Channel 50 was one of my favorites because they showed old movies on weekends. We watched a lot of them. I don’t remember many in particular, just that we watched them when football wasn’t on. I was exposed early to Hepburn, Gable, Grable, Crosby, and Bogie and Bacall. One movie I was on the lookout for was ‘Casablanca’ as I’d not seen it and it had a great reputation as a terrific film. I had to see it. I HAD to see it to be a complete person. Well, at 14 that’s what I thought.
One week during the school year, I think it was in the spring but I wouldn’t bet on it, in looking at the TV guide I saw that ‘Casablanca; was going to be on TV during the weekend. Of course, that was a technicality, as it was coming on at 1 am, in the morning when it’s REALLY dark outside. That 1 am in the morning. After some haggling with my parents, I was granted special dispensation to stay up past Johnny Carson’s monologue and watch the movie. I was stoked. I was so excited.
I ended up quite disappointed. Not because I didn’t like or enjoy the movie, but because I fell asleep about 10 minutes in and woke up to ‘The End’ and the French National Anthem playing. My folks had a good laugh and I did as well. Later, that is. 
Fast forward around 10-11 years and I’d still not seen this great movie. I finally did when it came on American Movie Classics when it didn’t show commercials and really suck. Bob Dorian introduced the film, gave it some context and I got to watch it. Fell. In. Love. Wanted to watch it again, but didn’t tape it and at that time, it hadn’t been released on VHS. That came later, and when it did it was a gift from a co-worker. A high school girl I worked with at Shoney’s found out it was my favorite movie and was amazed I didn’t own a copy. She corrected that at Christmas. Totally surprised me, that gift.
I’ve bought it on DVD, and ended up with an extra copy when my mother-in-law died. I bought the 60th anniversary edition with bells and whistles. In all, I’ve probably watched Ilsa get on the plane at least a dozen times.
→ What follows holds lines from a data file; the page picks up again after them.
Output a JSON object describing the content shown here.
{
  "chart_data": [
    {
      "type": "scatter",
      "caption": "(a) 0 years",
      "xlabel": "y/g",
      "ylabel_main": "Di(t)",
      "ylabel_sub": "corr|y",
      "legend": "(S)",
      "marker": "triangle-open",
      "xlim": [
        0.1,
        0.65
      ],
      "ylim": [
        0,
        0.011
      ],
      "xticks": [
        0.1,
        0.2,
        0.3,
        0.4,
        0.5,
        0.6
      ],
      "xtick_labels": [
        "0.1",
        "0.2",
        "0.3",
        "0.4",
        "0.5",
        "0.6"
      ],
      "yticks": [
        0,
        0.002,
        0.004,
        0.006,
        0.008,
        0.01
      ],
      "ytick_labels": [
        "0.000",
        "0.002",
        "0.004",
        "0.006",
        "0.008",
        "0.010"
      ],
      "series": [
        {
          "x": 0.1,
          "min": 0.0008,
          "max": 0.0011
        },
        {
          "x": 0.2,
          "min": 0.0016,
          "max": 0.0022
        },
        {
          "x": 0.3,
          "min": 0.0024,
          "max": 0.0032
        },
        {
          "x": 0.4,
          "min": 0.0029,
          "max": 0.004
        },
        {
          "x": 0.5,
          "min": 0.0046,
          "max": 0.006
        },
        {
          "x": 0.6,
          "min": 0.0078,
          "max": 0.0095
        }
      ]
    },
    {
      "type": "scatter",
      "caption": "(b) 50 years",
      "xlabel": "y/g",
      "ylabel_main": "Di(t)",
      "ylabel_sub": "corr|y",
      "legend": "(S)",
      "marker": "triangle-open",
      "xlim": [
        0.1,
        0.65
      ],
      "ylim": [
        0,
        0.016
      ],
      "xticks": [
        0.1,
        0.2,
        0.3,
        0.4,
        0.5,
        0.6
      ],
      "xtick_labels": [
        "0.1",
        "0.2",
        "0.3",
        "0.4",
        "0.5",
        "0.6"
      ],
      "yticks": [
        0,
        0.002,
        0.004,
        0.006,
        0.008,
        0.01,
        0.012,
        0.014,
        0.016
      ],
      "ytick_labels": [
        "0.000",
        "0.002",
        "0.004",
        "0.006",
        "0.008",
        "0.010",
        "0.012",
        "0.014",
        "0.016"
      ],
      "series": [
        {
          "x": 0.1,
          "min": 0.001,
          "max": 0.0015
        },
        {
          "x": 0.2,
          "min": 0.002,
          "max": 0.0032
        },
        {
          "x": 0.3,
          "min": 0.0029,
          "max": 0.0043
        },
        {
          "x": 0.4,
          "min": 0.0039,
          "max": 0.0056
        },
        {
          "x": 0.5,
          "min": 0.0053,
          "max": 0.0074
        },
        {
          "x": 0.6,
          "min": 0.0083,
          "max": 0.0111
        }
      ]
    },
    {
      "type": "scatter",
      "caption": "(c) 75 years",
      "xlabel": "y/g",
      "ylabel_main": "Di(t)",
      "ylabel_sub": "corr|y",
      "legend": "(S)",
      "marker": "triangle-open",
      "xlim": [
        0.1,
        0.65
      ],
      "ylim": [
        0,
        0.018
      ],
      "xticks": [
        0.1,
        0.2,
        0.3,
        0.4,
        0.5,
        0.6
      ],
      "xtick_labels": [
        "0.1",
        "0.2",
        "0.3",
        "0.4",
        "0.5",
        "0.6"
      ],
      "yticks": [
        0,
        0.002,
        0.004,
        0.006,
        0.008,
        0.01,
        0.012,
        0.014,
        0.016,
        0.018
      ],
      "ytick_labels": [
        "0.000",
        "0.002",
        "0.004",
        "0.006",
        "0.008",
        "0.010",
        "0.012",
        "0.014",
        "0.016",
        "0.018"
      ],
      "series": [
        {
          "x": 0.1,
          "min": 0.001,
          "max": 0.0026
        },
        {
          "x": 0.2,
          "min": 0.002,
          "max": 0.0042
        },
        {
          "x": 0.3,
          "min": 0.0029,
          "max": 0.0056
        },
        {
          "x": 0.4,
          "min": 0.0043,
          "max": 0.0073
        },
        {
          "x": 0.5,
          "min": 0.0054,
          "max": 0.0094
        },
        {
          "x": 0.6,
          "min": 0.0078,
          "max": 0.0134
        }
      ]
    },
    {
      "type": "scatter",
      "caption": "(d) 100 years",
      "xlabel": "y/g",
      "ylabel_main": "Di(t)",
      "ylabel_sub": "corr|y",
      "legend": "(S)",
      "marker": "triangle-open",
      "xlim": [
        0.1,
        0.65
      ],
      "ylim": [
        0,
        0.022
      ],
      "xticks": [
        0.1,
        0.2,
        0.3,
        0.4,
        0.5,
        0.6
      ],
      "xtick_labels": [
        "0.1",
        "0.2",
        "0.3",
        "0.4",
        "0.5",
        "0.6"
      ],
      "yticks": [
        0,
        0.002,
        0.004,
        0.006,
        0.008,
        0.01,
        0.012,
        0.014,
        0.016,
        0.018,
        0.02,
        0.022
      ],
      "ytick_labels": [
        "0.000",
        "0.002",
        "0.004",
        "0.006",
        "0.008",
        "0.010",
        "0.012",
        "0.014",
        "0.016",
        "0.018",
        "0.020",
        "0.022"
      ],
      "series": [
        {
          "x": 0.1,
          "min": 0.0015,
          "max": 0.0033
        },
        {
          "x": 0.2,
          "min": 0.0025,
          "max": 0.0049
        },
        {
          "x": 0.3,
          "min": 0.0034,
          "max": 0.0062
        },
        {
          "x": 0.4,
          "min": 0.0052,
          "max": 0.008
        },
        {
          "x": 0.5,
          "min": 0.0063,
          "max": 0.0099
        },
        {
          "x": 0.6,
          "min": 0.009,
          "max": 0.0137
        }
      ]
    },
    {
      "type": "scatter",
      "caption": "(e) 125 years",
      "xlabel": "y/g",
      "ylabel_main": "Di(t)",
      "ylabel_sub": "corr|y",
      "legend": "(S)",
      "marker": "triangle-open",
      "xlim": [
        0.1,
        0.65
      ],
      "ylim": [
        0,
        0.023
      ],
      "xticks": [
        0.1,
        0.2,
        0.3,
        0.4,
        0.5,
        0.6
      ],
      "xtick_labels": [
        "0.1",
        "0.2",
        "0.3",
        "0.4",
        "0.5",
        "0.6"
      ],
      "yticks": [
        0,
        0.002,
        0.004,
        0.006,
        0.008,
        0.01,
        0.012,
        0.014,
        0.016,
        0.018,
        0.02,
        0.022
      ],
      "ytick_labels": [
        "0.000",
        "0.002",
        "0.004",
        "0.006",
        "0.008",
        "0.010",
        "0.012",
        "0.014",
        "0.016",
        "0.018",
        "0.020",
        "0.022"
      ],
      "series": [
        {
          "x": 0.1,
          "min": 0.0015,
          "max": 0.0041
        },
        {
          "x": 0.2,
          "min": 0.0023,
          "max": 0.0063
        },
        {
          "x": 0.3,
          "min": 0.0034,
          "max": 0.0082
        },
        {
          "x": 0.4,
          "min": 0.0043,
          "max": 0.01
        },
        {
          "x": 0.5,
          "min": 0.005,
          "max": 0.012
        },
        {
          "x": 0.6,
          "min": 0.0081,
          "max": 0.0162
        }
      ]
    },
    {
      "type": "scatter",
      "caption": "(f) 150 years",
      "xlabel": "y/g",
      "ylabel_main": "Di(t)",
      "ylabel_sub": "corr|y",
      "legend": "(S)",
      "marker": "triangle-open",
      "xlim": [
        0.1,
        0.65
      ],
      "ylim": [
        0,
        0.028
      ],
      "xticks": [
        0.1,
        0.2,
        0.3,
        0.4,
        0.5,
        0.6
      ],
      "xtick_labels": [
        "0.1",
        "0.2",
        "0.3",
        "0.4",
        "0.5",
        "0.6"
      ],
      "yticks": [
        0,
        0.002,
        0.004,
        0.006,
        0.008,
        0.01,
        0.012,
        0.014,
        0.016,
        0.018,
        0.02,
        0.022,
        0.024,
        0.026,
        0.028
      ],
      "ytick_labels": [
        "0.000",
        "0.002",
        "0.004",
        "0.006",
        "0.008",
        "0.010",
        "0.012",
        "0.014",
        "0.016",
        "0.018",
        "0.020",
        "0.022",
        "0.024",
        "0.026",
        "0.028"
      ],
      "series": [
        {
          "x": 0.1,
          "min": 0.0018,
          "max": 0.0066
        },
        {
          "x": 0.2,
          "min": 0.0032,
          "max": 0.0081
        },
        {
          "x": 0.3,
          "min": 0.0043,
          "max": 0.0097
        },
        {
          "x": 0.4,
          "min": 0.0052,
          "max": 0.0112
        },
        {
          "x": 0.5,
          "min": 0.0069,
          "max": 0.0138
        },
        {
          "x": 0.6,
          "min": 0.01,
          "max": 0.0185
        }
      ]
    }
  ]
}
Probably closer to two dozen times. As much as I might enjoy a movie, I can’t watch the same film over and over and over and over and over and over. I will admit to watching the rest of it if I happen to be channel surfing and stumble across it.
This is the 70th year since its release in 1942. One way I’ve never seen the film was on the big screen, in a theater, with a room full of people. I don’t keep a bucket list as I find the term overused, but the idea of actually watching it in a theater has had appeal for a long time. Turner Classic Movies (which doesn’t show commercials during movies and therefore doesn’t suck!) arranged to show the film, fully restored in selected theaters across the country for one night only. March 21, 2012. When I saw this, I immediately checked and found out it was going to be in town. Here! Where I live!
It was amazing to behold at the theater. The last movie I’d seen in black ‘n white before this was a special screening of Dracula (with Bela Lagosi and a special film score composed and directed by Philip Glass) and before that, the classic Mel Brooks directed/written ‘Young Frankenstein’ which I saw during first release (yes, I’m that old).
What made it special was the group feel of watching the movie in a sold out theater. The lines that were delivered with wit and sarcasm were greeted with laughter. When watching at home alone or with my wife, I seldom would laugh. Smile, maybe but certainly not laugh. Knowing that others around were as into it as I was made it quite special. Watching this, one of my favorite movies ever, with my Elaine beside me made it wonderful.
I hope more classic movies get a theater showing in the near future. It was a great time and I really enjoyed myself. I also had a chance to recall the small thread this film has wound through my life.